Most important, every real writer wants to do the impossible: Write the book no one has ever written before, so brilliantly that it breaks all sales records, without being a commercial success, because ew. Amiright?
When writers talk ideas are born.
There’s no reason your ghost written-in-a-week novel, dressed up with a fabulous cover, stuffed with fifty backlist titles, can’t be good. But the statistical chances of it being as good as a novel by a proven author are unlikely.
Marketing those books, buying ads, generating sales is hard work. So is day trading, or running a Ponzi scheme. So is grinding Texas hold ’em in Vegas, don’t ever let anyone tell you the life of a professional gambler is easy. But buying a book someone wrote and putting your name (or a fake name that pays into your PayPal account) on it, has to be the ultimate delusion.
Books enlighten us, inform us, and direct our future actions.

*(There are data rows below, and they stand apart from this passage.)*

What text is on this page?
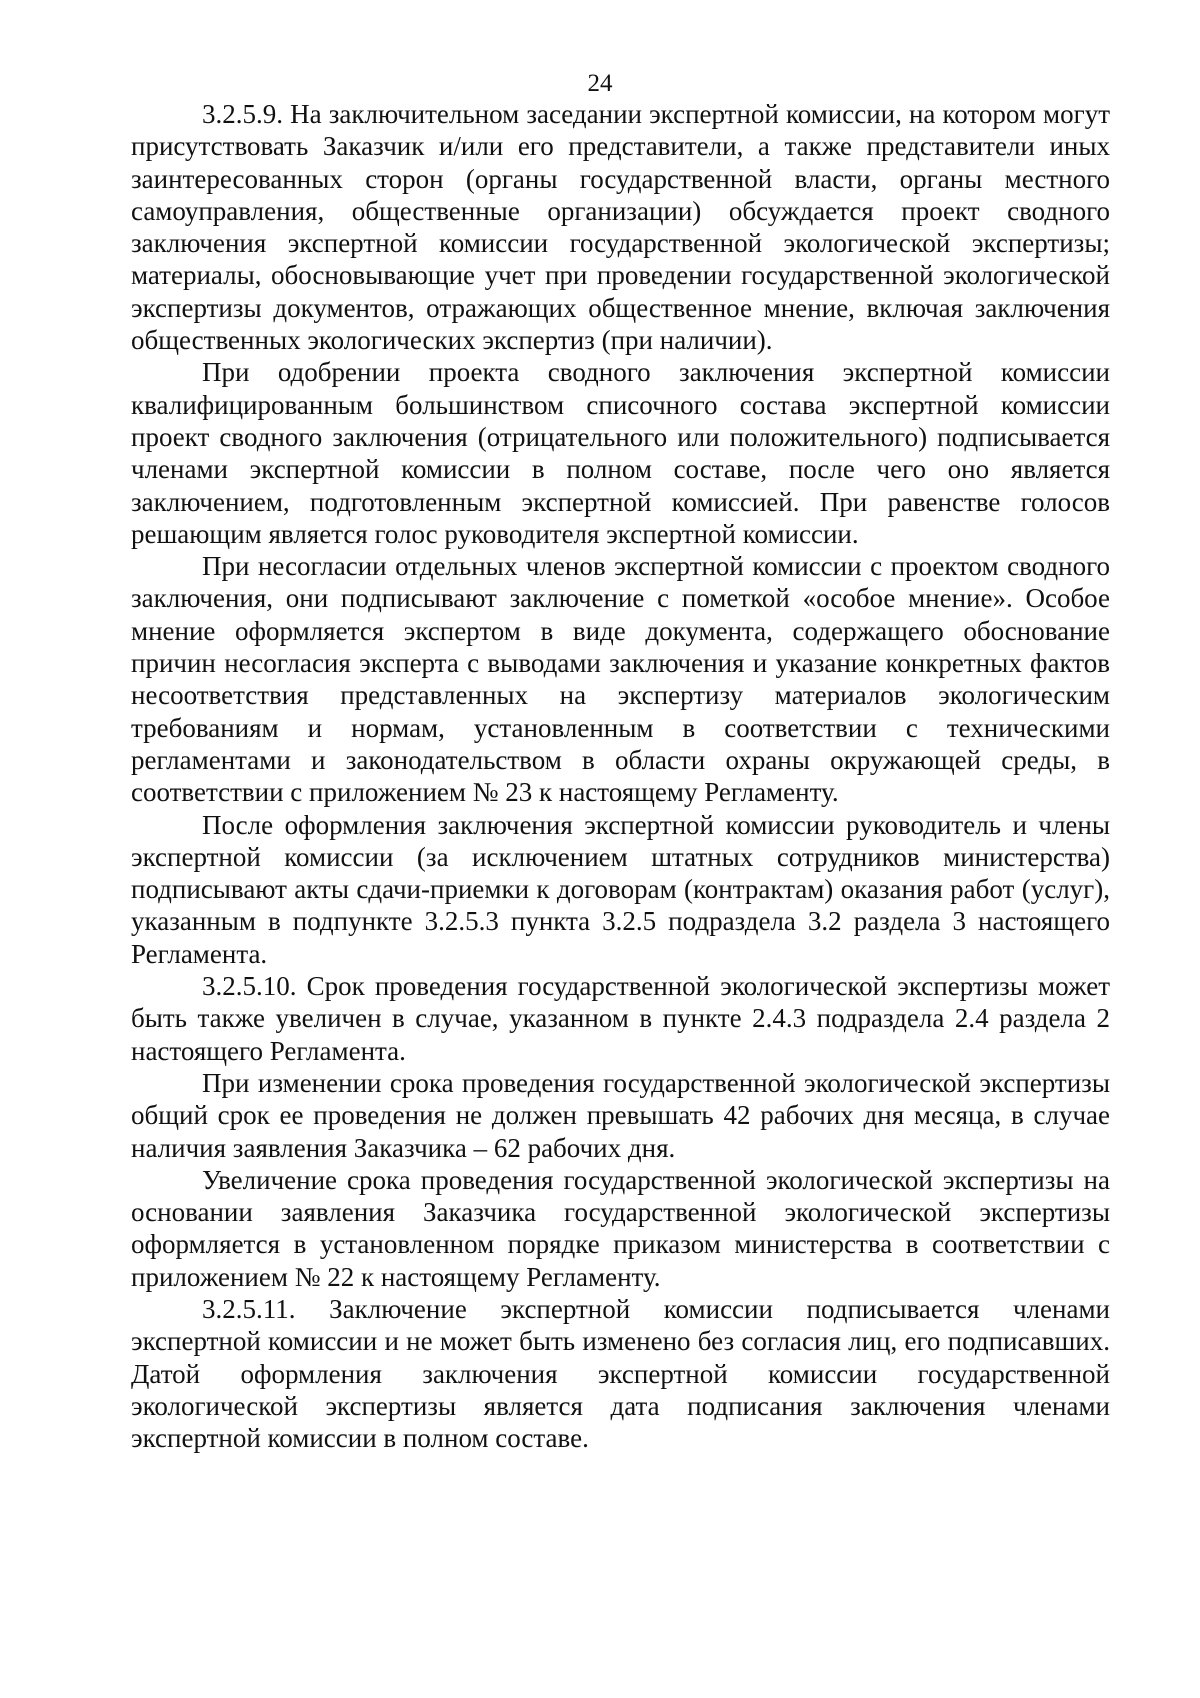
24

3.2.5.9. На заключительном заседании экспертной комиссии, на котором могут присутствовать Заказчик и/или его представители, а также представители иных заинтересованных сторон (органы государственной власти, органы местного самоуправления, общественные организации) обсуждается проект сводного заключения экспертной комиссии государственной экологической экспертизы; материалы, обосновывающие учет при проведении государственной экологической экспертизы документов, отражающих общественное мнение, включая заключения общественных экологических экспертиз (при наличии).

При одобрении проекта сводного заключения экспертной комиссии квалифицированным большинством списочного состава экспертной комиссии проект сводного заключения (отрицательного или положительного) подписывается членами экспертной комиссии в полном составе, после чего оно является заключением, подготовленным экспертной комиссией. При равенстве голосов решающим является голос руководителя экспертной комиссии.

При несогласии отдельных членов экспертной комиссии с проектом сводного заключения, они подписывают заключение с пометкой «особое мнение». Особое мнение оформляется экспертом в виде документа, содержащего обоснование причин несогласия эксперта с выводами заключения и указание конкретных фактов несоответствия представленных на экспертизу материалов экологическим требованиям и нормам, установленным в соответствии с техническими регламентами и законодательством в области охраны окружающей среды, в соответствии с приложением № 23 к настоящему Регламенту.

После оформления заключения экспертной комиссии руководитель и члены экспертной комиссии (за исключением штатных сотрудников министерства) подписывают акты сдачи-приемки к договорам (контрактам) оказания работ (услуг), указанным в подпункте 3.2.5.3 пункта 3.2.5 подраздела 3.2 раздела 3 настоящего Регламента.

3.2.5.10. Срок проведения государственной экологической экспертизы может быть также увеличен в случае, указанном в пункте 2.4.3 подраздела 2.4 раздела 2 настоящего Регламента.

При изменении срока проведения государственной экологической экспертизы общий срок ее проведения не должен превышать 42 рабочих дня месяца, в случае наличия заявления Заказчика – 62 рабочих дня.

Увеличение срока проведения государственной экологической экспертизы на основании заявления Заказчика государственной экологической экспертизы оформляется в установленном порядке приказом министерства в соответствии с приложением № 22 к настоящему Регламенту.

3.2.5.11. Заключение экспертной комиссии подписывается членами экспертной комиссии и не может быть изменено без согласия лиц, его подписавших. Датой оформления заключения экспертной комиссии государственной экологической экспертизы является дата подписания заключения членами экспертной комиссии в полном составе.
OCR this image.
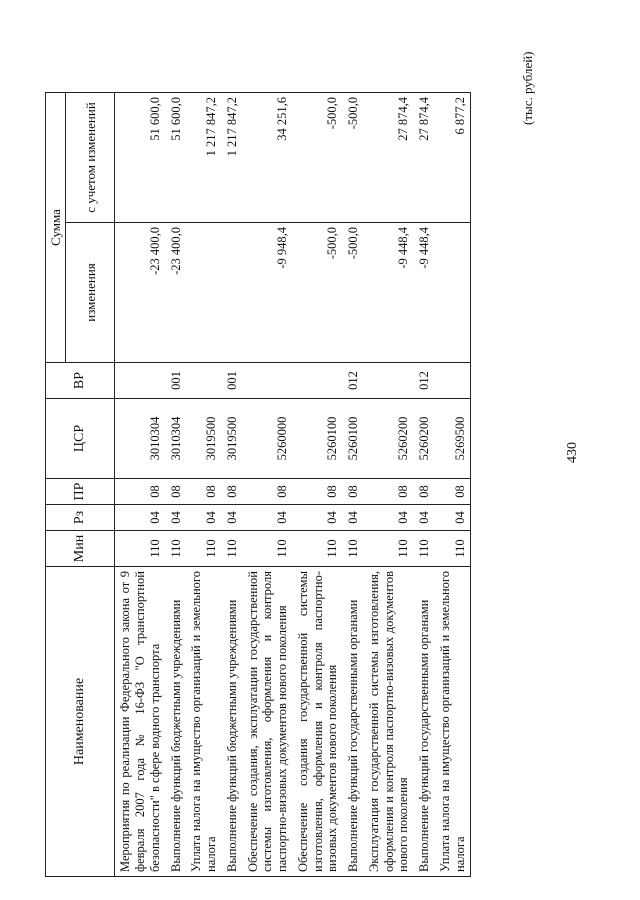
430
(тыс. рублей)
Наименование	Мин	Рз	ПР	ЦСР	ВР	Сумма	
						изменения	с учетом изменений
Мероприятия по реализации Федерального закона от 9 февраля 2007 года № 16-ФЗ "О транспортной безопасности" в сфере водного транспорта	110	04	08	3010304		-23 400,0	51 600,0
Выполнение функций бюджетными учреждениями	110	04	08	3010304	001	-23 400,0	51 600,0
Уплата налога на имущество организаций и земельного налога	110	04	08	3019500			1 217 847,2
Выполнение функций бюджетными учреждениями	110	04	08	3019500	001		1 217 847,2
Обеспечение создания, эксплуатации государственной системы изготовления, оформления и контроля паспортно-визовых документов нового поколения	110	04	08	5260000		-9 948,4	34 251,6
Обеспечение создания государственной системы изготовления, оформления и контроля паспортно-визовых документов нового поколения	110	04	08	5260100		-500,0	-500,0
Выполнение функций государственными органами	110	04	08	5260100	012	-500,0	-500,0
Эксплуатация государственной системы изготовления, оформления и контроля паспортно-визовых документов нового поколения	110	04	08	5260200		-9 448,4	27 874,4
Выполнение функций государственными органами	110	04	08	5260200	012	-9 448,4	27 874,4
Уплата налога на имущество организаций и земельного налога	110	04	08	5269500			6 877,2
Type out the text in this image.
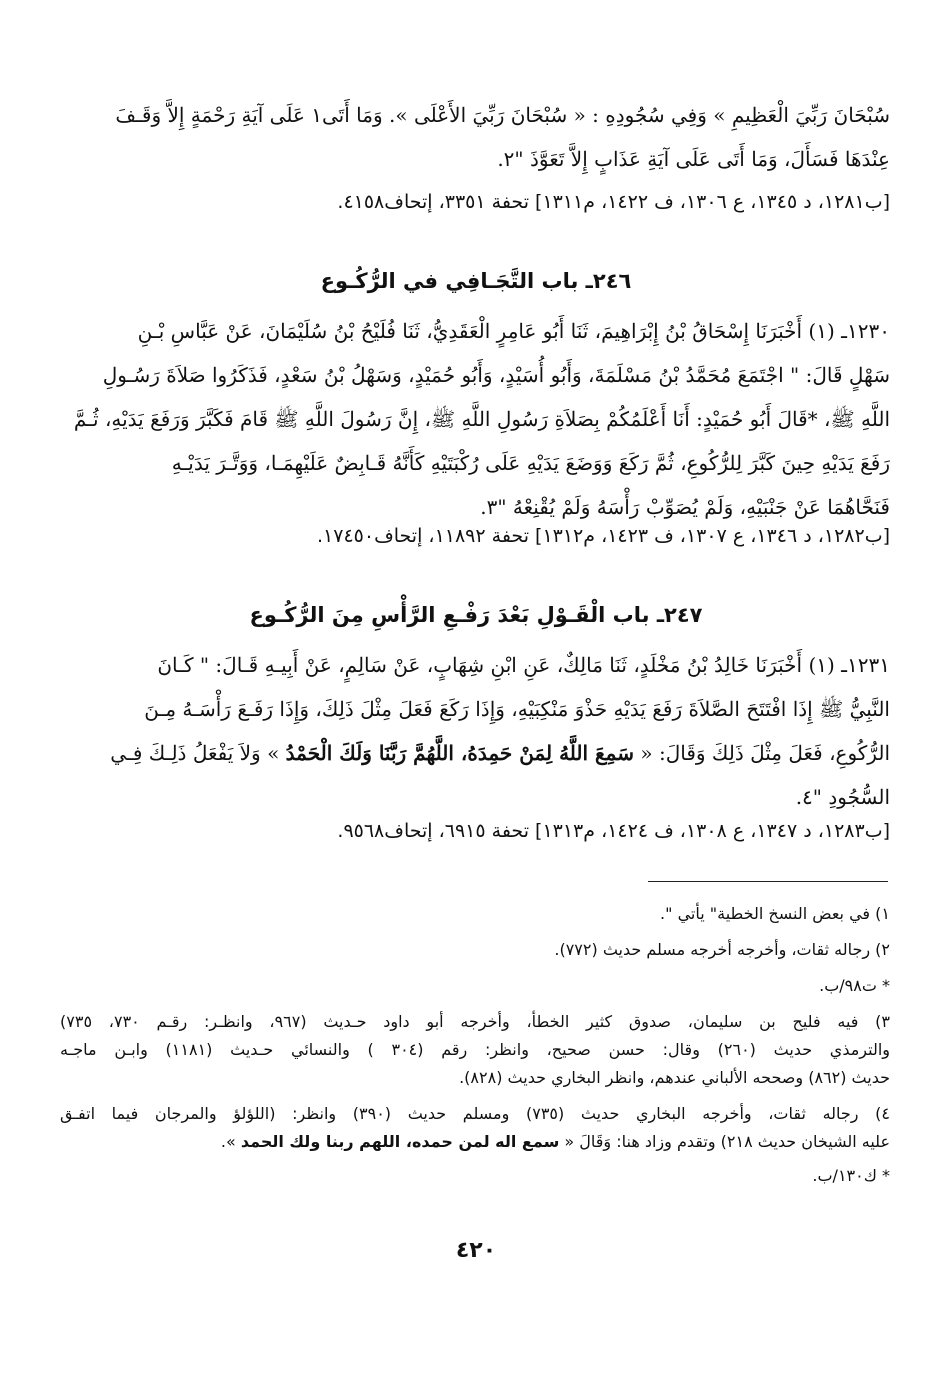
سُبْحَانَ رَبِّيَ الْعَظِيمِ » وَفِي سُجُودِهِ : « سُبْحَانَ رَبِّيَ الأَعْلَى ». وَمَا أَتَى١ عَلَى آيَةِ رَحْمَةٍ إِلاَّ وَقَـفَ
عِنْدَهَا فَسَأَلَ، وَمَا أَتَى عَلَى آيَةِ عَذَابٍ إِلاَّ تَعَوَّذَ "٢.
[ب١٢٨١، د ١٣٤٥، ع ١٣٠٦، ف ١٤٢٢، م١٣١١] تحفة ٣٣٥١، إتحاف٤١٥٨.
٢٤٦ـ باب التَّجَـافِي في الرُّكُـوع
١٢٣٠ـ (١) أَخْبَرَنَا إِسْحَاقُ بْنُ إِبْرَاهِيمَ، ثَنَا أَبُو عَامِرٍ الْعَقَدِيُّ، ثَنَا فُلَيْحُ بْنُ سُلَيْمَانَ، عَنْ عَبَّاسِ بْـنِ
سَهْلٍ قَالَ: " اجْتَمَعَ مُحَمَّدُ بْنُ مَسْلَمَةَ، وَأَبُو أُسَيْدٍ، وَأَبُو حُمَيْدٍ، وَسَهْلُ بْنُ سَعْدٍ، فَذَكَرُوا صَلاَةَ رَسُـولِ
اللَّهِ ﷺ، *قَالَ أَبُو حُمَيْدٍ: أَنَا أَعْلَمُكُمْ بِصَلاَةِ رَسُولِ اللَّهِ ﷺ، إِنَّ رَسُولَ اللَّهِ ﷺ قَامَ فَكَبَّرَ وَرَفَعَ يَدَيْهِ، ثُـمَّ
رَفَعَ يَدَيْهِ حِينَ كَبَّرَ لِلرُّكُوعِ، ثُمَّ رَكَعَ وَوَضَعَ يَدَيْهِ عَلَى رُكْبَتَيْهِ كَأَنَّهُ قَـابِضٌ عَلَيْهِمَـا، وَوَتَّـرَ يَدَيْـهِ
فَنَحَّاهُمَا عَنْ جَنْبَيْهِ، وَلَمْ يُصَوِّبْ رَأْسَهُ وَلَمْ يُقْنِعْهُ "٣.
[ب١٢٨٢، د ١٣٤٦، ع ١٣٠٧، ف ١٤٢٣، م١٣١٢] تحفة ١١٨٩٢، إتحاف١٧٤٥٠.
٢٤٧ـ باب الْقَـوْلِ بَعْدَ رَفْـعِ الرَّأْسِ مِنَ الرُّكُـوع
١٢٣١ـ (١) أَخْبَرَنَا خَالِدُ بْنُ مَخْلَدٍ، ثَنَا مَالِكٌ، عَنِ ابْنِ شِهَابٍ، عَنْ سَالِمٍ، عَنْ أَبِيـهِ قَـالَ: " كَـانَ
النَّبِيُّ ﷺ إِذَا افْتَتَحَ الصَّلاَةَ رَفَعَ يَدَيْهِ حَذْوَ مَنْكِبَيْهِ، وَإِذَا رَكَعَ فَعَلَ مِثْلَ ذَلِكَ، وَإِذَا رَفَـعَ رَأْسَـهُ مِـنَ
الرُّكُوعِ، فَعَلَ مِثْلَ ذَلِكَ وَقَالَ: « سَمِعَ اللَّهُ لِمَنْ حَمِدَهُ، اللَّهُمَّ رَبَّنَا وَلَكَ الْحَمْدُ » وَلاَ يَفْعَلُ ذَلِـكَ فِـي
السُّجُودِ "٤.
[ب١٢٨٣، د ١٣٤٧، ع ١٣٠٨، ف ١٤٢٤، م١٣١٣] تحفة ٦٩١٥، إتحاف٩٥٦٨.
١) في بعض النسخ الخطية" يأتي ".
٢) رجاله ثقات، وأخرجه أخرجه مسلم حديث (٧٧٢).
* ت٩٨/ب.
٣) فيه فليح بن سليمان، صدوق كثير الخطأ، وأخرجه أبو داود حـديث (٩٦٧، وانظـر: رقـم ٧٣٠، ٧٣٥)
والترمذي حديث (٢٦٠) وقال: حسن صحيح، وانظر: رقم (٣٠٤ ) والنسائي حـديث (١١٨١) وابـن ماجـه
حديث (٨٦٢) وصححه الألباني عندهم، وانظر البخاري حديث (٨٢٨).
٤) رجاله ثقات، وأخرجه البخاري حديث (٧٣٥) ومسلم حديث (٣٩٠) وانظر: (اللؤلؤ والمرجان فيما اتفـق
عليه الشيخان حديث ٢١٨) وتقدم وزاد هنا: وَقَالَ « سمع اله لمن حمده، اللهم ربنا ولك الحمد ».
* ك١٣٠/ب.
٤٢٠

They create empathy for our fellow travelers on this planet, even if those people are not like us. They are own-voice stories, and fiction, and fantasy. They speak of faith, and ethics–of the possible dangers of rigorously applied morality or cutting edge science, because writers can make hard concepts easy to understand. They invite discourse. They challenge perception.
Like cameras, they kill fascists.
And in my experience, writers have preferred lifting their fellows quietly, relentlessly, and lovingly rather than attempt to gouge or steal or bully or set attack dogs on their colleagues.
Twenty people without whom I would not have a career*, are:
***I knew I’d forget important people. Edited to add the amazing Heidi C. and Marie S. who came into my life with Coffee and Porn (figuratively speaking.)
- Terry Black
- K.A. Mitchell
- Josh Lanyon
- LB Gregg
- James Buchanan
- Louisa Edwards
- Samantha Kane
- Deidre Knight
- Treva Harte
- Laura Baumbach
- Kris Jacen
- Belinda McBride
- Lynn Lorenz
- Heidi Cullinan
- Marie Sexton
- Damon Suede
- Caitlyn Willows
- Christopher Koehler
- Amy Lane
- Rhys Ford
- Louella Nelson
- Debra Holland
*Many more are not listed here as I gave myself a not so hard limit of ten… headdesk.